How Oman’s Rocks Could Help Save the Planet – by Henry Fountain (New York Times – April 26, 2018)

https://www.nytimes.com/

IBRA, Oman — In the arid vastness of this corner of the Arabian Peninsula, out where goats and the occasional camel roam, rocks form the backdrop practically every way you look.

But the stark outcrops and craggy ridges are more than just scenery. Some of these rocks are hard at work, naturally reacting with carbon dioxide from the atmosphere and turning it into stone. Veins of white carbonate minerals run through slabs of dark rock like fat marbling a steak. Carbonate surrounds pebbles and cobbles, turning ordinary gravel into natural mosaics.
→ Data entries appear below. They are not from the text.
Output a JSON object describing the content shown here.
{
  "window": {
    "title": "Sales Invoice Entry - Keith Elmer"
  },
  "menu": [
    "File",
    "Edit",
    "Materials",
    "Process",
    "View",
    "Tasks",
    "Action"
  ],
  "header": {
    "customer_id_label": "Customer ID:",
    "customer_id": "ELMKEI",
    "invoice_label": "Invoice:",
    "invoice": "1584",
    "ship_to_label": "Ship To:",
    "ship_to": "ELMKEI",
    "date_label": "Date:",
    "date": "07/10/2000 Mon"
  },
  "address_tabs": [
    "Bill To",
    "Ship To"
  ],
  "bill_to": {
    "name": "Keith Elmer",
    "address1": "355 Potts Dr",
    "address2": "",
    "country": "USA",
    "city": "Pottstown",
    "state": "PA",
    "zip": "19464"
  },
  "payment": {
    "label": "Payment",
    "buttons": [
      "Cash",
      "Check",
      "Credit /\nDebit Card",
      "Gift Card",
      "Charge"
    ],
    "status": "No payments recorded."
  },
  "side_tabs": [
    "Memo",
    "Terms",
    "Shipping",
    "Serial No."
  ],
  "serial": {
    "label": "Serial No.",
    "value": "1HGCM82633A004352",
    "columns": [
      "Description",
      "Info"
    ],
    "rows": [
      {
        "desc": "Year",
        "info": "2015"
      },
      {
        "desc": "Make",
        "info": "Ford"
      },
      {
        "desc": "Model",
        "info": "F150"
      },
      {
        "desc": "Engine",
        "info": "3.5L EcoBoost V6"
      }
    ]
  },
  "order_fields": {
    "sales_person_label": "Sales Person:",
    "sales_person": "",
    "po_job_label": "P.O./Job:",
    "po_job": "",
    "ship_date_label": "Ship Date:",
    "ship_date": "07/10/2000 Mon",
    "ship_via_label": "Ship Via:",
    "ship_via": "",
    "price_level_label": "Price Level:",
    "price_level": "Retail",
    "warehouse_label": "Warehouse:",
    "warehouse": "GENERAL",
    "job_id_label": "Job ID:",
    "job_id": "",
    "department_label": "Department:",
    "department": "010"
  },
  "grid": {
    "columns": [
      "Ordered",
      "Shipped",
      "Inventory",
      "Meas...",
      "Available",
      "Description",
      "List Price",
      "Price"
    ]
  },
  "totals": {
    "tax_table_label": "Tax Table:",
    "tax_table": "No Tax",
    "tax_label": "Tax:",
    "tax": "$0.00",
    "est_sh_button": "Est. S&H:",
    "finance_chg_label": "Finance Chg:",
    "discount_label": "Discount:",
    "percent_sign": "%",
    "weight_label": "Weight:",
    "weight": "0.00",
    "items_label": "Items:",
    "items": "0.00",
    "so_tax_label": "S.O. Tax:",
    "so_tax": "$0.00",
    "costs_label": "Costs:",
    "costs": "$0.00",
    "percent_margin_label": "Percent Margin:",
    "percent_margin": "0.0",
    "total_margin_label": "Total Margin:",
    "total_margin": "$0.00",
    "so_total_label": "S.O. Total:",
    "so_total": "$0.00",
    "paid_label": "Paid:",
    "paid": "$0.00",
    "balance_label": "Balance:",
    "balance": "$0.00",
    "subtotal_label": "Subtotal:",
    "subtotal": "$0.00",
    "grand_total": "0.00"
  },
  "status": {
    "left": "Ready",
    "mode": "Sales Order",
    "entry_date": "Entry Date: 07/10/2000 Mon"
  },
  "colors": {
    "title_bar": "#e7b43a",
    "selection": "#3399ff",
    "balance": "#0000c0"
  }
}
Even pooled spring water that has bubbled up through the rocks reacts with CO2 to produce an ice-like crust of carbonate that, if broken, re-forms within days.

Scientists say that if this natural process, called carbon mineralization, could be harnessed, accelerated and applied inexpensively on a huge scale — admittedly some very big “ifs” — it could help fight climate change. Rocks could remove some of the billions of tons of heat-trapping carbon dioxide that humans have pumped into the air since the beginning of the Industrial Age.

And by turning that CO2 into stone, the rocks in Oman — or in a number of other places around the world that have similar geological formations — would ensure that the gas stayed out of the atmosphere forever.